Not having had any practical experience in the classroom before being in South Korea (respect to all teachers everywhere), I was terrified during each and every one of my classes that my new students would suddenly stop laughing with me, and start laughing at me.

I spent the majority of my first day in constant fear, waiting for someone to stand up, point, at me and call me a fraud. (Though, I was oddly comforted by the fact that I probably wouldn’t understand what they were saying because it would be in Korean.)

Assigning names

By far, the most exciting moment of my first day was naming a student after my best friend.

In keeping with the idea of complete immersion, unless they strongly object, South Korean students do not use their given names while at English school, but use English names that their teacher assigns them.

The majority of students keep the name that they receive on their first day at a hagwon and identify with it for the rest of their lives. If you have ever meet a South Korean exchange student in North America named James or Susan, someone like me probably gave them that name on their first day of English school.

Most of the South Korean teachers looked to the foreign teachers to come up with names for new students, and all of us approached the naming process in very different ways. Some of us used names of characters from favorite books or movies, while others (like me) used the names of friends and family members from back home.

It was great fun to call my best friend and tell her that I had just named a small South Korean child after her — the gift that keeps on giving!

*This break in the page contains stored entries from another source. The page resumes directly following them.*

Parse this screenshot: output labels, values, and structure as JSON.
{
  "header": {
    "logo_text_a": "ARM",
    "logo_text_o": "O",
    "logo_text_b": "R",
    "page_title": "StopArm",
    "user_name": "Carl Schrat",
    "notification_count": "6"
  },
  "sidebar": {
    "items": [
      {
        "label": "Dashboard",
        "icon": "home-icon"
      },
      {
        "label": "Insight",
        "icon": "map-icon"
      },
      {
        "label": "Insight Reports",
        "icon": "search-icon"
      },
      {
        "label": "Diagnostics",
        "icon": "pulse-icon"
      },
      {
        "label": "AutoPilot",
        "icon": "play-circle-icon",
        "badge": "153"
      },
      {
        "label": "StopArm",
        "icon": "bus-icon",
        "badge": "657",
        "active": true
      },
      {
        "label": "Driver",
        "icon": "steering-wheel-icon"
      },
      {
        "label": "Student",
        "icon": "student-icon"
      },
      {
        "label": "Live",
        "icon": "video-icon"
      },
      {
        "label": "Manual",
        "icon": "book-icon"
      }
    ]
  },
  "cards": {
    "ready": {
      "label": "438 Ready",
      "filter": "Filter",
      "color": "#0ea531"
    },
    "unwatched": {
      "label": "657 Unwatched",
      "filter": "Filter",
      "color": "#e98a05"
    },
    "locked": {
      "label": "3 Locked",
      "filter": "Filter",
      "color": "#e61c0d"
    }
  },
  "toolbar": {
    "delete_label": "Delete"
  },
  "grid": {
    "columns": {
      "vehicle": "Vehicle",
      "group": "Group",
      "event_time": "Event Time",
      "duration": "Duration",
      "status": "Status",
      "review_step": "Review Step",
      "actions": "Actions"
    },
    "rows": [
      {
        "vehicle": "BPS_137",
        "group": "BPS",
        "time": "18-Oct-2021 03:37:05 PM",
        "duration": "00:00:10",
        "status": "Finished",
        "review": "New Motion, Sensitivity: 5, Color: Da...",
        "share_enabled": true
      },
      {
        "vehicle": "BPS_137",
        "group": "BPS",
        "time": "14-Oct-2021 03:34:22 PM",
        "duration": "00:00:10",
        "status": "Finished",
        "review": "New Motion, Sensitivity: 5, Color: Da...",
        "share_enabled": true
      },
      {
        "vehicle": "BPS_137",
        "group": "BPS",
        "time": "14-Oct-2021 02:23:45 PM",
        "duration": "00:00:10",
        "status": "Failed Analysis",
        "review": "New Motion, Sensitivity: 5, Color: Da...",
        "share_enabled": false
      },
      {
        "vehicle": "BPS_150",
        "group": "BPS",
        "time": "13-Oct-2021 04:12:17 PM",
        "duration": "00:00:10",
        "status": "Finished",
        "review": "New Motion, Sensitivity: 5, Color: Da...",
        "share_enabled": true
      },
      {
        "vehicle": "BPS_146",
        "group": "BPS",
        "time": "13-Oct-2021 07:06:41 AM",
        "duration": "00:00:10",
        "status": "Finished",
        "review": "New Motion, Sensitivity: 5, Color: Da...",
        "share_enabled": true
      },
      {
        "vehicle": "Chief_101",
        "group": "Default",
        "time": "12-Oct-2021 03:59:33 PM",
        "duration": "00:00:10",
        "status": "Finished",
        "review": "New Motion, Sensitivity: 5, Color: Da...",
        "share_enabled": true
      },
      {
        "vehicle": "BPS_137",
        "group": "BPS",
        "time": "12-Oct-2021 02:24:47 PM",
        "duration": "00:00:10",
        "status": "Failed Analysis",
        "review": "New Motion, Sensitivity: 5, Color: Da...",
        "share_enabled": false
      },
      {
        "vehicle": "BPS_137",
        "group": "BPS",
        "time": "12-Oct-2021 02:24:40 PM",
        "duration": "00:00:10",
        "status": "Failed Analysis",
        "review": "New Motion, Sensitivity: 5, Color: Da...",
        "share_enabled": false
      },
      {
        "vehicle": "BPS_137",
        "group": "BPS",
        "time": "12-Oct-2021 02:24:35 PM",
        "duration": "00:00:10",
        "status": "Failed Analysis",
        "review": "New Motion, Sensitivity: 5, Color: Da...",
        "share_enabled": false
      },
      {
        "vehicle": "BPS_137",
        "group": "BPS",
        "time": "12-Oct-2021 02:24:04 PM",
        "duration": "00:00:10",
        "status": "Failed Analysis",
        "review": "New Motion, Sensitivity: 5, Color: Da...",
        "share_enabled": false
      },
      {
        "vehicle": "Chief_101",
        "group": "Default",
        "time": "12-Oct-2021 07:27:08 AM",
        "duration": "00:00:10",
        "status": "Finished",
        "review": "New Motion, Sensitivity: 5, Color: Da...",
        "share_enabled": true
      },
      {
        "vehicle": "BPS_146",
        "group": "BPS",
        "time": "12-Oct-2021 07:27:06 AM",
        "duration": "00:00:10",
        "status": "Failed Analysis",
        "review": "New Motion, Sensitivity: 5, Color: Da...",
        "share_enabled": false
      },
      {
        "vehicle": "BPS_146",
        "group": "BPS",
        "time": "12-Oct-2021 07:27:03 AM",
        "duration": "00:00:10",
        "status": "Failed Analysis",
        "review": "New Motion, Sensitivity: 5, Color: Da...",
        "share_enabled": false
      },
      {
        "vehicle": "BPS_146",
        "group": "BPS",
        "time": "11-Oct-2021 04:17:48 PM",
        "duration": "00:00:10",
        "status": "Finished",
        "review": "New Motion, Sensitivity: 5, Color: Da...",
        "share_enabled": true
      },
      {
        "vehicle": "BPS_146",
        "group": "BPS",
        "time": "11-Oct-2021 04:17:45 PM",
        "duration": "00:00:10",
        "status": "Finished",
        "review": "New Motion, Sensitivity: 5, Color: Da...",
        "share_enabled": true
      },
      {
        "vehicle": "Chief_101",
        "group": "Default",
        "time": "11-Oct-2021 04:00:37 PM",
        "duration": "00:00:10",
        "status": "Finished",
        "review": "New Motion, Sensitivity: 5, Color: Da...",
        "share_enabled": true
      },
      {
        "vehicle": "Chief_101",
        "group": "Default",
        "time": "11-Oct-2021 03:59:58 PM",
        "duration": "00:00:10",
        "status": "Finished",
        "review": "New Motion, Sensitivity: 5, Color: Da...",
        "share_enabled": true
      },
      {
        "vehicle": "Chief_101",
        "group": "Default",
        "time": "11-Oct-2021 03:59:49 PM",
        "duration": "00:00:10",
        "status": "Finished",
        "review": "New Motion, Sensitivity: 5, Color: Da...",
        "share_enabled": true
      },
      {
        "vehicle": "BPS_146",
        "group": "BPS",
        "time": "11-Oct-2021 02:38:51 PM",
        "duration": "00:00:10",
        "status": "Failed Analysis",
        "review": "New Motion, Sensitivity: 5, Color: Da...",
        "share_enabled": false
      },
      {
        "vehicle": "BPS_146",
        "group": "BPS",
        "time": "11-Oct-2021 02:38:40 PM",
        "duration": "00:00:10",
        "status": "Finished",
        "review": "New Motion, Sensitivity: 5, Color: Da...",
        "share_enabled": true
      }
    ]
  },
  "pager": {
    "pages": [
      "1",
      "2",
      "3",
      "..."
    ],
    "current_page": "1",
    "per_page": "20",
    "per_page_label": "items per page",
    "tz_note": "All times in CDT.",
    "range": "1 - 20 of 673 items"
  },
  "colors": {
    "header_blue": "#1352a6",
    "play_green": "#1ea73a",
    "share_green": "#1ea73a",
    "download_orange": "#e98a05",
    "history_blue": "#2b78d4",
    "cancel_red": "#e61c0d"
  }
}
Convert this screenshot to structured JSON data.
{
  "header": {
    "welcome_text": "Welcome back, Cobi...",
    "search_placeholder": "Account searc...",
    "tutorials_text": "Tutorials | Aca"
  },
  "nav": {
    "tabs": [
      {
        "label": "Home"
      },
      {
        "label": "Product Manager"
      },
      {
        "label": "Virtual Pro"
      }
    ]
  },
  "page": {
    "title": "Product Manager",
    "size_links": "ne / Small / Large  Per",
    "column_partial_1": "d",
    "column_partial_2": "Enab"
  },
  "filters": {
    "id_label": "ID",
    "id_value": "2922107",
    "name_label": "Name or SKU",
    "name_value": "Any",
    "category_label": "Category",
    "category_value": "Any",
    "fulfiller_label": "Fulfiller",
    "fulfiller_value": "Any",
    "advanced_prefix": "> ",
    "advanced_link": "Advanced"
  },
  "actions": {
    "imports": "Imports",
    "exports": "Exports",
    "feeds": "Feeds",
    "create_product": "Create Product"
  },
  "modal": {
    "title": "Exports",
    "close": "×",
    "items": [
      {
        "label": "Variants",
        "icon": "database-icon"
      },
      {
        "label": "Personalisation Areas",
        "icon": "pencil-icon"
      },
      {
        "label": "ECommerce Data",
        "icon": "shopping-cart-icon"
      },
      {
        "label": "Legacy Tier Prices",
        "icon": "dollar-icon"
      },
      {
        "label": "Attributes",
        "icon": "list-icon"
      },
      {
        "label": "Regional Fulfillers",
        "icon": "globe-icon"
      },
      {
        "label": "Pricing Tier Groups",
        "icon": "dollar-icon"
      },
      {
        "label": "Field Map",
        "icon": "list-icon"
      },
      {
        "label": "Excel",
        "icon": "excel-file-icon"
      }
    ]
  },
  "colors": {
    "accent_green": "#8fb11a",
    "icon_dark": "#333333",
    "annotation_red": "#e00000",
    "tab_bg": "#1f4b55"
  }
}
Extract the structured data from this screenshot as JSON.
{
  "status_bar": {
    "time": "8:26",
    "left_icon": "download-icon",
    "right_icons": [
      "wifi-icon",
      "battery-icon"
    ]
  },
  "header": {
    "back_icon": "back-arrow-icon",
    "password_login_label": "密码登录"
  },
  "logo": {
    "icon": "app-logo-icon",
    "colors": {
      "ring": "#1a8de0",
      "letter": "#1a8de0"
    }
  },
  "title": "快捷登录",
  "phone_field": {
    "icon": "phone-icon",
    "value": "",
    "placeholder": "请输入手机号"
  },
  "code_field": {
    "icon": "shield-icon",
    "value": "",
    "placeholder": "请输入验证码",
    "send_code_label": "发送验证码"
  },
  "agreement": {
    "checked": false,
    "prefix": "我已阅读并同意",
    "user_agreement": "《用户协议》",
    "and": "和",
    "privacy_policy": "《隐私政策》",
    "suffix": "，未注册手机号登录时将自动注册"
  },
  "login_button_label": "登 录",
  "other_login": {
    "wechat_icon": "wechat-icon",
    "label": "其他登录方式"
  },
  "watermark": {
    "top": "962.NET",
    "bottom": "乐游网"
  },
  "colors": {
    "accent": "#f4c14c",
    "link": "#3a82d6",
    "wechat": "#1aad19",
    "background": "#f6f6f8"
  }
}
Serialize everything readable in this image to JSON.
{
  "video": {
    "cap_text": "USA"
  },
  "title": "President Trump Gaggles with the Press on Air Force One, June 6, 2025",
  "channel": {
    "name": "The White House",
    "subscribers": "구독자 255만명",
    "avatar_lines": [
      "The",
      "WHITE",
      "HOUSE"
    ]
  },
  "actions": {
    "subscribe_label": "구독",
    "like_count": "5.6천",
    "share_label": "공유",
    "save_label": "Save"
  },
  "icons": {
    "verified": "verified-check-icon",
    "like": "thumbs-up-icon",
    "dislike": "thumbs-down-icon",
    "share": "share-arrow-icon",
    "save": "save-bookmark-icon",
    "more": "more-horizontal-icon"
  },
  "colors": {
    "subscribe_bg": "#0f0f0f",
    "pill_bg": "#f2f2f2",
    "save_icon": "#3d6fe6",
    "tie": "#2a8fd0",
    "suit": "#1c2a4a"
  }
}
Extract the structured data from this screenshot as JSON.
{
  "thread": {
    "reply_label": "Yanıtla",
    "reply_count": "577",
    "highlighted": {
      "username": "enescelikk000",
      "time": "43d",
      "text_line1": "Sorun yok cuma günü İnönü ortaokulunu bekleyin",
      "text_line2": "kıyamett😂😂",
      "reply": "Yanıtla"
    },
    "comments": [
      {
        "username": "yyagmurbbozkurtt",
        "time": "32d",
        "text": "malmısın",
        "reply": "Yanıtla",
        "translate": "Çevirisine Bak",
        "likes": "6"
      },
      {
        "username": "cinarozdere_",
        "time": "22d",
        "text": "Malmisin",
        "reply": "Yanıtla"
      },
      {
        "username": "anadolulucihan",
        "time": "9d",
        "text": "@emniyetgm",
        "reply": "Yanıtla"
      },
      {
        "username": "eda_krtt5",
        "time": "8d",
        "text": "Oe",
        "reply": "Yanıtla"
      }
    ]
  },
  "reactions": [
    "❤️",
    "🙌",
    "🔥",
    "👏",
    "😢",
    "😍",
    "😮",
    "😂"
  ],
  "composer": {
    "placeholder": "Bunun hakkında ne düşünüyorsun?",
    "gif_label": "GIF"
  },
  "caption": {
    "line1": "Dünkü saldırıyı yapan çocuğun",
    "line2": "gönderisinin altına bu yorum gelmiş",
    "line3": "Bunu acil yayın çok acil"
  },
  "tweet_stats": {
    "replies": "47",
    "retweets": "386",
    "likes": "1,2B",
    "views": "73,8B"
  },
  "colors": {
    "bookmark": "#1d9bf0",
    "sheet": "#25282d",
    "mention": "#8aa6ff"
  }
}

We didn’t have completely free reign over the names that we doled out however, my school was rather conservative and any name that Mr. Kim deemed too foreign or strange sounding was not acceptable. Ben, a teacher from Indiana and a close friend, pushed his limits one month by naming some of his students after characters from the play Les Miserables. Cosette and Fantine, while being perfectly nice names, are not the easiest for a seven-year-old to pronounce or spell even if English is their first language!

Names like these were tame, however, when compared to the ones that a teacher at a nearby school was handing out. He had decided to name his students after musicians — Jay-Z, Eminem, and Tupac. Imagine a South Korean exchange student introducing himself to a fellow classmate at Harvard University as Jay-Z.

So wrong.

A few months into my teaching career, being diplomatic (and after running out of family members), I started giving my new students a choice. I would write a few names on the whiteboard, say them out loud and let the nameless student pick what they wanted to be called. I figured that if this was a name they would potentially identify with for the rest of their lives, they should have the right to choose it themselves.

I had to be careful how much freedom I gave these students of pop culture to choose though, or I would risk ending up with a classroom full of male and female Harry Potters.